Should You Move To** WordPress**
It's unquestionable that for design, practicality, and long term benefits - you should move them to WordPress. The issue it really all about the ranking. So the questions then become - WHY is the site ranking now, and could you preserve that ranking with a migration.
I would look at things in the following ways.
- First - determine what keywords we're talking about. Is it just head terms? Is it just the exact match of the domain? I'd make a list.
- Then - try to determine why the sites are ranking for the given keywords. The Keyword Difficulty tool is great for that.
- Basically - what we really need to rule out, is if Google sites pass any authority that regular sites do not? I don't see that this is the case.
My inclination would be the say that you can safely migrate - so long as it's done correctly .. see next.
How To Migrate To WordPress
I should preface and say that I have no experience with Google Sites. But let's assume the following things are possible.

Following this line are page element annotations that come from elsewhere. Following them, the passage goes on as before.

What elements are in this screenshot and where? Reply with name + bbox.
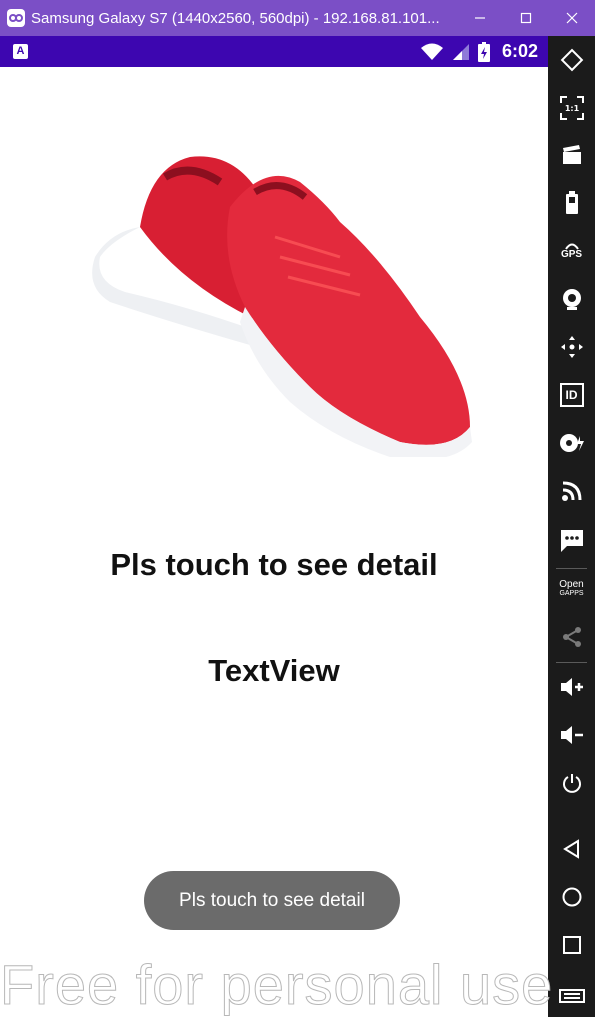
pixel-perfect-icon: 1:1: [559, 96, 584, 120]
identifiers-icon: ID: [559, 383, 584, 407]
battery-charging-icon: [477, 41, 490, 62]
disk-button[interactable]: [548, 425, 595, 461]
screen-record-button[interactable]: [548, 137, 595, 173]
app-content[interactable]: Pls touch to see detail TextView Pls tou…: [0, 67, 548, 1017]
home-icon: [562, 887, 581, 907]
pixel-perfect-button[interactable]: 1:1: [548, 90, 595, 126]
home-button[interactable]: [548, 879, 595, 915]
power-button[interactable]: [548, 765, 595, 801]
wifi-cast-icon: [561, 481, 581, 501]
close-button[interactable]: [549, 0, 595, 36]
volume-down-button[interactable]: [548, 717, 595, 753]
gps-label: GPS: [560, 249, 583, 260]
recents-icon: [562, 936, 581, 954]
window-title: Samsung Galaxy S7 (1440x2560, 560dpi) - …: [31, 9, 440, 27]
notification-icon: A: [13, 44, 28, 59]
open-gapps-sublabel: GAPPS: [559, 590, 584, 597]
touch-instruction-text: Pls touch to see detail: [110, 547, 438, 582]
detail-textview: TextView: [208, 653, 340, 688]
wifi-icon: [420, 43, 443, 60]
cell-signal-icon: [452, 43, 469, 60]
sms-button[interactable]: [548, 523, 595, 559]
emulator-toolbar: 1:1 GPS ID Open GAPPS: [548, 36, 595, 1017]
minimize-button[interactable]: [457, 0, 503, 36]
watermark-text: Free for personal use: [0, 953, 554, 1017]
share-icon: [562, 627, 581, 647]
disk-icon: [559, 434, 584, 452]
close-icon: [566, 12, 578, 24]
genymotion-logo-icon: [7, 9, 25, 27]
minimize-icon: [475, 17, 485, 19]
move-button[interactable]: [548, 329, 595, 365]
rotate-button[interactable]: [548, 42, 595, 78]
android-status-bar: A 6:02: [0, 36, 548, 67]
open-gapps-icon: Open GAPPS: [559, 580, 583, 598]
open-gapps-button[interactable]: Open GAPPS: [548, 571, 595, 607]
menu-icon: [558, 989, 585, 1003]
wifi-cast-button[interactable]: [548, 473, 595, 509]
camera-button[interactable]: [548, 281, 595, 317]
pixel-perfect-label: 1:1: [564, 104, 579, 113]
maximize-button[interactable]: [503, 0, 549, 36]
power-icon: [562, 774, 581, 793]
toast-message: Pls touch to see detail: [144, 871, 400, 930]
window-titlebar[interactable]: Samsung Galaxy S7 (1440x2560, 560dpi) - …: [0, 0, 595, 36]
status-time: 6:02: [501, 41, 538, 61]
shoe-image[interactable]: [80, 107, 480, 457]
share-button[interactable]: [548, 619, 595, 655]
volume-up-button[interactable]: [548, 669, 595, 705]
back-button[interactable]: [548, 831, 595, 867]
rotate-icon: [560, 48, 583, 72]
sms-icon: [560, 530, 583, 552]
volume-down-icon: [560, 726, 583, 744]
screen-record-icon: [562, 145, 581, 164]
maximize-icon: [520, 12, 532, 24]
battery-button[interactable]: [548, 185, 595, 221]
volume-up-icon: [560, 678, 583, 696]
gps-button[interactable]: GPS: [548, 233, 595, 269]
back-icon: [562, 839, 579, 859]
camera-icon: [562, 289, 581, 310]
battery-icon: [565, 191, 578, 214]
identifiers-button[interactable]: ID: [548, 377, 595, 413]
open-gapps-label: Open: [559, 579, 584, 590]
move-icon: [560, 336, 583, 358]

- Build your new WordPress site - obviously on a test server of some sort.
- Make the new WordPress site have the same content as the current site (same text, titles, etc). We want as little variables and moving parts. Scrape the existing site if you have to with Screaming Frog to grab a lot of that.
- You can change URLs if you want to - but prepare the 301 redirects ahead of time.
- "Flip the switch" - I assume you're on your own hosting? You can just basically switch out Google Sites with WordPress.
- Immediately activate the 301 redirects (if any).
- Immediately crawl the site looking for 404s
- Monitor webmaster tools for 404s.
- After a few weeks, you can probably start improving text etc etc.
Obviously without a deeper look I can't guarantee this as full proof. But I believe you should be fine - the main thing is just those 301s.
Also - couldn't hurt to just try this on one site first!